1. Make bold strategic choices
The scope of change is extensive, so leaders should adopt a “disrupt or be disrupted” mindset. Just as the emergence of innovative fintechs forced banks to shift their strategies, food companies need to get out ahead of their customers’ changing habits. Whether their concerns centered around health, carbon emissions or animal welfare, the number of vegans increased by 600% in the US from 2014 to 2017. In Germany and Poland, 1 in 10 young adults followed a vegan diet in 2017, and the number is even higher in France.
2. Reinvent products
Sustainable innovation is creating new products that can be produced with fewer carbon emissions, less waste and an emphasis on enhancing wellness. For instance, Unilever makes toothpaste tablets in reusable containers, and Procter & Gamble sells soap swatches that become cleaning products (hand soap, shampoo, laundry detergent) when you add water. These dry products are lighter, and so when transported emits less carbon. Even building materials companies are working hard on low-carbon steel and cement.
3. Rethink operations
Digital technologies transformed operations across industries; now sustainability requires the same. In an effort to understand which channels are more efficient, Walmart measured the greenhouse gas emissions and costs to fulfill a range of products ordered online vs. sold in stores. Shipping to homes was more efficient if customers were buying just a few things, but in-store purchases were more efficient if they had a longer shopping list or combined the trip with other errands. These insights helped Walmart identify ways to mitigate emissions by reducing split shipments and encouraging a shift to the most carbon-efficient channel when possible.

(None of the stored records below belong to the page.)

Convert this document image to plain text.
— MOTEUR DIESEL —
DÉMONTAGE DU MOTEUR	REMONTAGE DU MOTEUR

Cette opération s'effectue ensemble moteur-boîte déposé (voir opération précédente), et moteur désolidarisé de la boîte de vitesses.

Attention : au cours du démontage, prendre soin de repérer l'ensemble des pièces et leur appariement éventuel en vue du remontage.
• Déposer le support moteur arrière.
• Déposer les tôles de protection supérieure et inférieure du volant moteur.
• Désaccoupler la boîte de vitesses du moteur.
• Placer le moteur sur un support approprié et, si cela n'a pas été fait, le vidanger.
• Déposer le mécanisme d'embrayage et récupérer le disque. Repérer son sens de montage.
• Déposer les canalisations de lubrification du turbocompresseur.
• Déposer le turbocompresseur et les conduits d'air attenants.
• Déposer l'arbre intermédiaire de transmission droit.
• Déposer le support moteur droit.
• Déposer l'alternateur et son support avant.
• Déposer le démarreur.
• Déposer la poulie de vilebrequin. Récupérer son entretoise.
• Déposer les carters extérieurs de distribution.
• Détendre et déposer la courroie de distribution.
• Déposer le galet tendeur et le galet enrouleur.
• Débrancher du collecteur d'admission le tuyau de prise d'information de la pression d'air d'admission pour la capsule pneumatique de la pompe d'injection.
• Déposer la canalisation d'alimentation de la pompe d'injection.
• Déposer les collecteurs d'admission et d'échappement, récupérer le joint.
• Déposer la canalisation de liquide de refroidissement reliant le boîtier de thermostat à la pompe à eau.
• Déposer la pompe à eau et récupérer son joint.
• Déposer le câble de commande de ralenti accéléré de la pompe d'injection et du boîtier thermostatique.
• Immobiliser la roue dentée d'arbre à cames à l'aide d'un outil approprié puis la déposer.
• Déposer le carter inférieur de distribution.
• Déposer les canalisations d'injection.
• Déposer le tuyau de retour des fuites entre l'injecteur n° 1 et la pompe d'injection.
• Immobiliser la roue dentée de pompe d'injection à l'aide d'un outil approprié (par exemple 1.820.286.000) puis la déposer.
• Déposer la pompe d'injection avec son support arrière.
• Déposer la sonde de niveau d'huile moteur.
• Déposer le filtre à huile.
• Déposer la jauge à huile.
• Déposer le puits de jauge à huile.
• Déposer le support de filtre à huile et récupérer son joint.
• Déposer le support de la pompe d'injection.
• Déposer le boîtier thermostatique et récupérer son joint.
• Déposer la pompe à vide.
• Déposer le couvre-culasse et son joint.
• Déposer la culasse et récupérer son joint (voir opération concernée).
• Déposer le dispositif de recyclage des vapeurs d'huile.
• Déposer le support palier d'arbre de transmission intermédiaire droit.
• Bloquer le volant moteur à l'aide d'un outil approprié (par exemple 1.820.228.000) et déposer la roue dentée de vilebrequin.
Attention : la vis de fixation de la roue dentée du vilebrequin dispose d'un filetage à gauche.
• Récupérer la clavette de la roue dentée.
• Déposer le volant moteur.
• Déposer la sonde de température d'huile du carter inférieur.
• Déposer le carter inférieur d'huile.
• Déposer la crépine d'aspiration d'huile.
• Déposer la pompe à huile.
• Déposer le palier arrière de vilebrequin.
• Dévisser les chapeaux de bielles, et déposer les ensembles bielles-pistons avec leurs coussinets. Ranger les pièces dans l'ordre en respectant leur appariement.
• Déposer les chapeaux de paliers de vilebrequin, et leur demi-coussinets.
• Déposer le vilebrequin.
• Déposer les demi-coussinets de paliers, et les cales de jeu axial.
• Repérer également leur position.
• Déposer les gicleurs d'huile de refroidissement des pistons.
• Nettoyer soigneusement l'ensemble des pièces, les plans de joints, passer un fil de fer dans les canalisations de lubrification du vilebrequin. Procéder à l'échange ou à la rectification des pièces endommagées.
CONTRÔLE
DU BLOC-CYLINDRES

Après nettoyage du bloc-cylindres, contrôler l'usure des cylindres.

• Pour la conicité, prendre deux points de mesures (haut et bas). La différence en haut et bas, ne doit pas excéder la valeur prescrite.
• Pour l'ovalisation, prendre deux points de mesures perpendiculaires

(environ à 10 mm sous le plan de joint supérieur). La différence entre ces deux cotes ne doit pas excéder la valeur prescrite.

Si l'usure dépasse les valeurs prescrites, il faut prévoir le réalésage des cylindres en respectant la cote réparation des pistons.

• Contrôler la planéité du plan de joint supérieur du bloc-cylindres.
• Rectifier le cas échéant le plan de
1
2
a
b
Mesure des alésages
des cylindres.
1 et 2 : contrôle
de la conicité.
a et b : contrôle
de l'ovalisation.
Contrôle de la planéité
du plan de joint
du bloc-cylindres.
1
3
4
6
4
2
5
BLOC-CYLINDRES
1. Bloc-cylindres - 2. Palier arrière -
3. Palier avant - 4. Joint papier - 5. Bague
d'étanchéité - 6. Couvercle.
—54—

4. Form innovative partnerships
Sustainability issues are broad and complex—beyond the capacity of any single company to manage—so teaming up is essential. For example, about 40 companies across the plastic value chain (including energy, chemicals and consumer goods companies) formed the Alliance to End Plastic Waste, which supports innovative solutions to minimize plastic waste and encourage recycling, especially in developing countries.
As the sustainability revolution expands, accelerates and disrupts, it is forcing companies to reassess themselves with an unwavering honesty in order to deliver a future that few imagined. Keeping the digital parallel in mind can help guide them to move quickly and boldly through the coming transformation.